While Hydra Health takes many of its design cues from high-end fashion boutiques and spas, Kloor also is inspired by more utilitarian formats and experiences, especially to serve nurses, doctors and other hospital employees.

“We’ve taken some inspiration from a more modern airport for those who are walking through and need something in a pinch,” Kloor said “They’re not necessarily looking for a drawn-out shopping experience, so we’re trying to merge in that modern airport convenience.”

For example, offering fast and convenient payment experiences via mobile devices or even employee badges takes cues from airport retail’s “scan and go” models. Hydra Health is strategizing a “next iteration” format concept that includes different fully automated stores and other tech-driven spaces.

“For the future, we’re looking at a hub-and-spoke model, where we have this Hydra Health core retail shop and then have outposts in other areas of the hospital, where it’s a micro-market that is all self-checkout or that uses video camera technology, or a kiosk that can pop up in different areas of the hospital for different occasions,” Kloor explained. “Although we want to be a hub, we can’t reach every area now.”

Hydra Health uses (and will continue to use) data to inform which models work and where there is future opportunity for experience innovation. The company measures success by looking at trends among its different users groups: Hospital staff and employees, hospital visitors and patients. Then the Hydra team can drill into top-performing categories and use traditional retail metrics, such as monthly performance and revenue per square foot, to further optimize the store layout, experience and services.

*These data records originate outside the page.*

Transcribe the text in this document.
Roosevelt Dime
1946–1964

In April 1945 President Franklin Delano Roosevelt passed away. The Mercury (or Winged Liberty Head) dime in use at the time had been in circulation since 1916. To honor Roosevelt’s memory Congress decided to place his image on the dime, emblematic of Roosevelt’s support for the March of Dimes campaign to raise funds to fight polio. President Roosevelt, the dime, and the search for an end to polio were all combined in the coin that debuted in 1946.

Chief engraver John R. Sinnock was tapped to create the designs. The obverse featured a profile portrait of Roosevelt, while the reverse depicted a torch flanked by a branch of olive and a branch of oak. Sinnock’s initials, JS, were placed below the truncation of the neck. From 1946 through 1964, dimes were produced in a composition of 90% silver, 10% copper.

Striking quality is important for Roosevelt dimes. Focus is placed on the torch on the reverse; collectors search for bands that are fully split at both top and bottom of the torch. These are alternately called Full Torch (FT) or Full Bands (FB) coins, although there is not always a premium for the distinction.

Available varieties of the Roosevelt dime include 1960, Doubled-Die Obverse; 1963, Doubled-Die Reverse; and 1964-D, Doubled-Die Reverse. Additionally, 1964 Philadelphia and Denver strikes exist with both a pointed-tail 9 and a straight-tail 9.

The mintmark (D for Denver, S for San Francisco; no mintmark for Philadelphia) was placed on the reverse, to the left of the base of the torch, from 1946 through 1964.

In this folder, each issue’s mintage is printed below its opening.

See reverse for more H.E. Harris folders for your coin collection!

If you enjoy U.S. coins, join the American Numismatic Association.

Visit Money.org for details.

Although profit is a key metric, Hydra Health doesn’t plan to lose sight of its North Star: loyalty. To keep a close eye on this, the company has implemented various channels for its diverse consumer base to share thoughts, opinions and general feedback.

“We have rewards cards, we do community programming, we have suggestion boxes and a QR code people can scan to share their feedback,” Kloor noted. “We want to maximize revenue and have the products that people need, but we also want to make sure that we have approachable pricing and are best serving the people who are our customers.”